Appearance Discrimination and Employer Dress Codes
Everyone knows the old adage, “don’t judge a book by its cover.” Those words would not be so well-known if we all did not make judgments about others based on appearance. Ensuring a professional or uniform look for employees who interact with members of the public is important for every employer. However, dress codes can create legal liability for employers if enforcement results in discrimination. This discrimination can be intentional or unintentional where a policy appears to be neutral, but it results in unfair treatment of a certain protected class of workers.
Cultural views about appearance are constantly changing, so it is never a bad time to review employer appearance policies to ensure compliance with local, state, and federal law. As a general rule, policies which affect immutable characteristics are typically discriminatory, and policies affecting mutable characteristics are not. Examples of immutable characteristics are skin color, height, beauty, and hair texture. Mutable characteristics include tattoos, piercings, clothing, and hair length and color. There are important exceptions to this general rule, however, so employers must be aware of changes in the law in their jurisdictions.
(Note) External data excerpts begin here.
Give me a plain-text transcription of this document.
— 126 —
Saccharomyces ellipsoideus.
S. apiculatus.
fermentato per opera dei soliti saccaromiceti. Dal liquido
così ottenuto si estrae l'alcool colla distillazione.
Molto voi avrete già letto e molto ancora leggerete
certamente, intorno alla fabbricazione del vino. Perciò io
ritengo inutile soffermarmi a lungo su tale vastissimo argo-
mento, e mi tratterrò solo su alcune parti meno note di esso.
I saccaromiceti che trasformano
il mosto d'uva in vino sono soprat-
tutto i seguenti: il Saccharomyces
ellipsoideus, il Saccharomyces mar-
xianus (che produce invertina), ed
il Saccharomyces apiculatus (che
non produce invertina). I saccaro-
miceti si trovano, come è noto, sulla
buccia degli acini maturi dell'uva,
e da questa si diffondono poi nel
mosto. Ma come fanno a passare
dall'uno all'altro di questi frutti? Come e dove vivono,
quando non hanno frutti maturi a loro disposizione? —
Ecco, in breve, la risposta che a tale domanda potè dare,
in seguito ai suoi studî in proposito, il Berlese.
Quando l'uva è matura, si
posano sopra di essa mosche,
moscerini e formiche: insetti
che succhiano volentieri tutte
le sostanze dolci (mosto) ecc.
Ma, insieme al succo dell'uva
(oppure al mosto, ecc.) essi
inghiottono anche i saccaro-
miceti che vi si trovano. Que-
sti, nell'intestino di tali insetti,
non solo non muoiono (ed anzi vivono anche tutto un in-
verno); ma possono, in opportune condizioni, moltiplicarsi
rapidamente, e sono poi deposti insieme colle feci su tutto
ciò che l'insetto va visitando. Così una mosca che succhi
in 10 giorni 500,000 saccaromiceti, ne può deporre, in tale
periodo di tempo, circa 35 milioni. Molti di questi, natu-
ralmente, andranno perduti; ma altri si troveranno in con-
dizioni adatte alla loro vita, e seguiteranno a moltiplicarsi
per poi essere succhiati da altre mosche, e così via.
As social norms continue to evolve, so must office dress codes. Recently, there has been an increased acceptance of persons identifying as gender-fluid, nonconforming, or transgender. For example, in 2020, the EEOC settled a case filed by a transgender employee challenging the employer’s dress code. In California, women have a right to wear pants. Today’s workforce is made up of people with gender identities and personal senses of style that do not always conform to old standards, so employers must ensure their dress codes reflect that reality.
Dress codes can also impact the religious beliefs of employees. Many employers seek a more professional atmosphere by banning headwear, but such a policy can affect employees’ religious beliefs. In 2015, the U.S. Supreme Court ruled against an employer who did not allow head coverings. According to the court, the employer failed to accommodate the employee’s religious beliefs because wearing a hijab was part of her religion. As this case shows, employer dress codes must provide allowance for employees to wear religious headwear such as hijabs, turbans, or yarmulkes. Religious dress may also include jewelry, tattoos, or piercings.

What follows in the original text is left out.